H0ii: There is no long-run relationship between foreign investment and deposit money bank credit in Nigeria.
1.6. Significance of the Study
This study aims at investigating deposit money banks and foreign investment in Nigeria by evaluating issues relating to deposit money bank credit and foreign investment in Nigeria. The study will be of great importance to policy makers, government and its agencies, private individuals and firms at large. The study will be also of great importance to student s of economics and other researchers who may have interest in foreign trade and its impact on Nigeria economy. Finally, the findings of this study would add to the stock of econometric literature of Nigeria.
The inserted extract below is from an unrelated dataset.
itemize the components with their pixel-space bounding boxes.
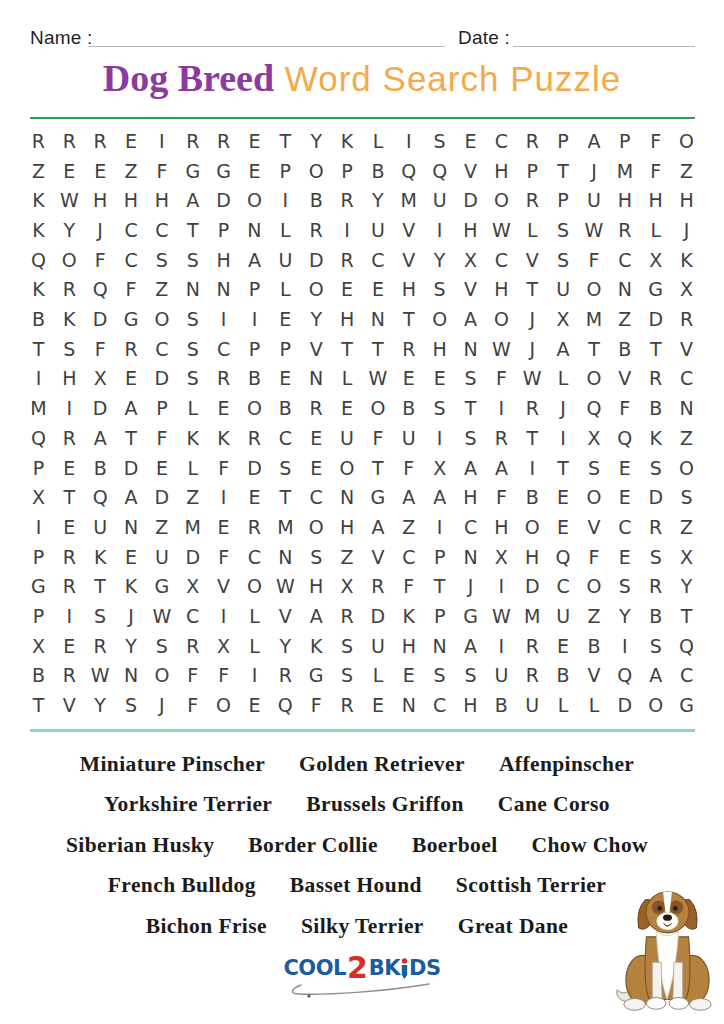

1.7 Scope and Limitation of the Study
The geographical scope of this work will be centered on the Nigerian economy with particular emphasis on the industrial se foreign investment and deposit bank between 1981-2015. The industrial sector as used in this context refers to the sector of the economy that involves deliberate and sustained application and combination of suitable technology, management techniques and other resources to move the economy from the traditional low level of production to a more automated and efficient system of mass production of goods and services (Ayodele and Falokun, 2003).
The researcher encountered a number of constraints in the course of this work to include; data sourcing or data inconsistence due to poor nature of information management in Nigeria. Other constraints are; time factor, financial constraints and host of other constraints that prevent the researcher to present a better work than this.